Pharmaceutical researchers may soon pursue an entirely new generation of drugs to treat osteoarthritis as a result of a new study.
Researchers at the Department of Veterans Affairs led by Robert Terkeltaub, M.D., of the VA San Diego Healthcare System investigated defects in how cartilage cells “breathe” and make energy.
“Our data suggest that osteoarthritis may come to be viewed as an example of a ‘power failure’ in the mitochondria of cartilage cells,” said Dr. Terkeltaub, whose study results are published in the July issue of Arthritis and Rheumatism. Mitochondria are vital structures within the cells of the human body. Oxygen-dependent electron transport in the mitochondria helps produce energy in the cell.
Terkeltaub and his colleagues found that when this process is hampered within the cells of cartilage–the rubbery tissue between joints–osteoarthritis could develop: Healthy cartilage is not generated, calcium deposits form, and the joints deteriorate.

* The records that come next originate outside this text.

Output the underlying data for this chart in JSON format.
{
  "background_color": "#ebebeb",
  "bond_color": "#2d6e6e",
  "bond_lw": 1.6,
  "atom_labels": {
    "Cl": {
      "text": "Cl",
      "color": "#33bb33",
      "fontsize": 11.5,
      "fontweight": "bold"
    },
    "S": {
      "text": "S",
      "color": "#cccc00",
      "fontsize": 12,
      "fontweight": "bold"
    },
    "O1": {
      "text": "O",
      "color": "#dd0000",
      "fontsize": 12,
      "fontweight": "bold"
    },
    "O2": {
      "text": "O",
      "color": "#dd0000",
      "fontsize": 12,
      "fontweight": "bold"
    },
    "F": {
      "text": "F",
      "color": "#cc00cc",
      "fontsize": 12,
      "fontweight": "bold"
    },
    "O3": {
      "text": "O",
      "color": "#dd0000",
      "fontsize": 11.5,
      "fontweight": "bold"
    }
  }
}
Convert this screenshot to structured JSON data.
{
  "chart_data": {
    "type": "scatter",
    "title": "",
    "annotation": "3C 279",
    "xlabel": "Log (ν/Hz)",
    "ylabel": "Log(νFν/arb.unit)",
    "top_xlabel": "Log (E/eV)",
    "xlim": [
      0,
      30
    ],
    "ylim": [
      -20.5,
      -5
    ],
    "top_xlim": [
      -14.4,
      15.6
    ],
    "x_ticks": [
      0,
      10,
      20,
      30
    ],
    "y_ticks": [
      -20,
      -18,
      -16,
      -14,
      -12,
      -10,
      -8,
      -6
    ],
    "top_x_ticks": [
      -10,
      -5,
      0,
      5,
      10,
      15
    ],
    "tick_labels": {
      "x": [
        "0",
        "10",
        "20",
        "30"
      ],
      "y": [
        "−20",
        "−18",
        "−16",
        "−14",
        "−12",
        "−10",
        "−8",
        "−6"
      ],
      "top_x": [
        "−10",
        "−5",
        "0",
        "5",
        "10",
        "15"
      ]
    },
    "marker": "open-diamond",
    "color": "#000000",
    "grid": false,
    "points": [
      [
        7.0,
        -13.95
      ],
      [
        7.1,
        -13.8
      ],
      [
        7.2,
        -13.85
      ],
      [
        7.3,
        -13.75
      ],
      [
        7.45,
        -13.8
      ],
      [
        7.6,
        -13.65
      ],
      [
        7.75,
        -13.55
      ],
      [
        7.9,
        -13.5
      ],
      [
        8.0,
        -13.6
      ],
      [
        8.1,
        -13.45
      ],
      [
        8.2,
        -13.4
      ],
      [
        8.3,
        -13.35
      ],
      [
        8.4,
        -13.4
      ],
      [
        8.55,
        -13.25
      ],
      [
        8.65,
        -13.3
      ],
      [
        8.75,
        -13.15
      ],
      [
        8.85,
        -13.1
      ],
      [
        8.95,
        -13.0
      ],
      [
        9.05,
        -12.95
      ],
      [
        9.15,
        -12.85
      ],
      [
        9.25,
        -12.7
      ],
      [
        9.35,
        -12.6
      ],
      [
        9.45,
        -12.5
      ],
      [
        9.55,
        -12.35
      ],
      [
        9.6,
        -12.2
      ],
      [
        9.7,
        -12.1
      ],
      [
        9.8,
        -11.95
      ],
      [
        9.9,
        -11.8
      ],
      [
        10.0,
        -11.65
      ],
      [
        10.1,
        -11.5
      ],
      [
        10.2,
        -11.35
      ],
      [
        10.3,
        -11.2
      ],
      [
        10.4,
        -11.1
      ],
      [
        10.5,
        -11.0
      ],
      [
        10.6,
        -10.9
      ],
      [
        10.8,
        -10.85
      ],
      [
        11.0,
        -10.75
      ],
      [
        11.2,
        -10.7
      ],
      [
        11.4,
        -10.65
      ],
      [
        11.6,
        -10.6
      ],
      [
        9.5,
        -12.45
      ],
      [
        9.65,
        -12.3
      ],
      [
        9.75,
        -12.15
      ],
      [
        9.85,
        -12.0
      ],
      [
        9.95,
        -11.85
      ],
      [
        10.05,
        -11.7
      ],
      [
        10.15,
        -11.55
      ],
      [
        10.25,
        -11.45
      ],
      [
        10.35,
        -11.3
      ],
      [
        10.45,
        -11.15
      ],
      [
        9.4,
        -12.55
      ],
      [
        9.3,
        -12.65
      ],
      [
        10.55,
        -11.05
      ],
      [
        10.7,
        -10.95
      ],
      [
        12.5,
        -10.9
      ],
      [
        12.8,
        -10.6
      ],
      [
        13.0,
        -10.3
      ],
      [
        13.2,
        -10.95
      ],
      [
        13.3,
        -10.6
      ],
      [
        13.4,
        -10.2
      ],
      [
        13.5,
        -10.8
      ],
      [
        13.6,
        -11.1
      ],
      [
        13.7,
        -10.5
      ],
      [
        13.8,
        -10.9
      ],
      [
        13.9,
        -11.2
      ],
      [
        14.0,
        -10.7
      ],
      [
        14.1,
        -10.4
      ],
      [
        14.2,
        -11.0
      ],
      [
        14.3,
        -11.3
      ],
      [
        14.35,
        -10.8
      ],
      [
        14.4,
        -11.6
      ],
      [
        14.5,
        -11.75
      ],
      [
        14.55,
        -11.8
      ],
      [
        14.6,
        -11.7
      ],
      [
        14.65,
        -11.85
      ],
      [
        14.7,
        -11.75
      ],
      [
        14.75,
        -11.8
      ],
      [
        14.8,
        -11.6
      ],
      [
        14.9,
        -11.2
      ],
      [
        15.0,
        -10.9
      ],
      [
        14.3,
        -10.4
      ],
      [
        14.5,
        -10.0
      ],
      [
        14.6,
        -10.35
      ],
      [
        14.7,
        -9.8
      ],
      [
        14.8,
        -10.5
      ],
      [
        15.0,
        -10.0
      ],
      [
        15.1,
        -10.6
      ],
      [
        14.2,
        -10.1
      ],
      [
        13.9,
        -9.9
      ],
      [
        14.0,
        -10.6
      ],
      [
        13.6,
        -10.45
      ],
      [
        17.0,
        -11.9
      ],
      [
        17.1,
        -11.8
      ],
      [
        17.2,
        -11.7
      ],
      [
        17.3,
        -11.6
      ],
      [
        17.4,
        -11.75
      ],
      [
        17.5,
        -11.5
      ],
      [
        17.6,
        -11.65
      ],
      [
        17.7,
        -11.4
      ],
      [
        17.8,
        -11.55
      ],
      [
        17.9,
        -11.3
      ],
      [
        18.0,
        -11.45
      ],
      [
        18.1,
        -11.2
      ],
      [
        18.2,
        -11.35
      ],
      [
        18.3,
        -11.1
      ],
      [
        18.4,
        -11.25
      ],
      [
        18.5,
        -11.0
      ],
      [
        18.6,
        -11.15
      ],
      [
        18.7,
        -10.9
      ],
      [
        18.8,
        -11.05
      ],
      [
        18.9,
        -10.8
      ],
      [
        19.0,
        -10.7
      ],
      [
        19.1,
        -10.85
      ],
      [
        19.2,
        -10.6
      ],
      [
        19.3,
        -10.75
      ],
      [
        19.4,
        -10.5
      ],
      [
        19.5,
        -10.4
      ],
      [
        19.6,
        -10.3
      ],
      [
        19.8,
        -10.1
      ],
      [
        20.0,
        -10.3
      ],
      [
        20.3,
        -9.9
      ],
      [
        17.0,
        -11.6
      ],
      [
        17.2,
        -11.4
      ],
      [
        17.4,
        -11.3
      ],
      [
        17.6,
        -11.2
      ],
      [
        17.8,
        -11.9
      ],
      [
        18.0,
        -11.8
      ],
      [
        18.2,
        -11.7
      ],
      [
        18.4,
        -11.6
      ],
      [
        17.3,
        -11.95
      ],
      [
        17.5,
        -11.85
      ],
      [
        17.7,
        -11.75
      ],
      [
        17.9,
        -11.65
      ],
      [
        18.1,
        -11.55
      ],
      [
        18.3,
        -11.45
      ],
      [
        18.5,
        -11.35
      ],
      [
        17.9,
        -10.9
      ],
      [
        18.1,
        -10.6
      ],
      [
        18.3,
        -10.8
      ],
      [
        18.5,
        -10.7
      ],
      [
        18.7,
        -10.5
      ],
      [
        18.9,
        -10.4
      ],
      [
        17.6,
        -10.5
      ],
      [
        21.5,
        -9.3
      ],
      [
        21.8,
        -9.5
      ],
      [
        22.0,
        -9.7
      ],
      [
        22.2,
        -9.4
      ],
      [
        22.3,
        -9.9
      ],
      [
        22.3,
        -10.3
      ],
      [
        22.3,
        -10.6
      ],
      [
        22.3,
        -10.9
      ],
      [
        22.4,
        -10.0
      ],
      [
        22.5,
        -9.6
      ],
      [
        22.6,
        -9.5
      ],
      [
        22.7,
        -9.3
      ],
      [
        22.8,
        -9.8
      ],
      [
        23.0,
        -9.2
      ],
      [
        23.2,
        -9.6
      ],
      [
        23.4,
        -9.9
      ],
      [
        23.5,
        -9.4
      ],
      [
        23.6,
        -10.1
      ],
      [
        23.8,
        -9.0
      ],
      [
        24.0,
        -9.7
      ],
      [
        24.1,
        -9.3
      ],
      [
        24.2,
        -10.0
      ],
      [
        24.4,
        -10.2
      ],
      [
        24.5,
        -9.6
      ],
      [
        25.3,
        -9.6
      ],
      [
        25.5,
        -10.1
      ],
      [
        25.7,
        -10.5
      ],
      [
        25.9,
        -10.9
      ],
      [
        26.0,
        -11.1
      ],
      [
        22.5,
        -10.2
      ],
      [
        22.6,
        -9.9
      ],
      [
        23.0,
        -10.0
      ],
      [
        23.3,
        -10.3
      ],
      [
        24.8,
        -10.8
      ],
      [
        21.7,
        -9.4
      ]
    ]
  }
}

Little is known about the biological causes of the disease. Since osteoarthritic cartilage is chemically different from normal aged cartilage, the disease does not appear to result from aging itself. The current VA research suggests the potential for new drugs aimed at preserving mitochondrial function in cartilage cells, thereby stemming joint deterioration.
The research team found that nitric oxide, a potentially harmful free-radical gas found in the body, can significantly disturb the ability of mitochondria to consume oxygen and produce energy in chondrocytes. Nitric oxide and other free radicals are implicated as factors in several degenerative diseases.
Osteoarthritis, also known as degenerative joint disease, is the most common form of arthritis, affecting some 16 million Americans over age 60. Symptoms include pain, stiffness and inflammation in the joints. Treatments up to now have been primarily directed at symptoms and not the root cause of the disease. Treatment typically involves pain-relieving and anti-inflammatory drugs, along with heat-therapy and exercise.
Collaborating with Terkeltaub on the study were Kristen Johnson and Alexander Jung of the VA Medical Center; and Anne Murphy, Ph.D., Alexander Andreyev, Ph.D., and James Dykens, Ph.D., of Mitokor Corporation, a San Diego-based firm specializing in mitochondrial medicine.
Funding for the research was provided by the VA Medical Research Service and by the National Institutes of Health. Terkeltaub is the recipient of an Arthritis Foundation Biomedical Sciences Research Award.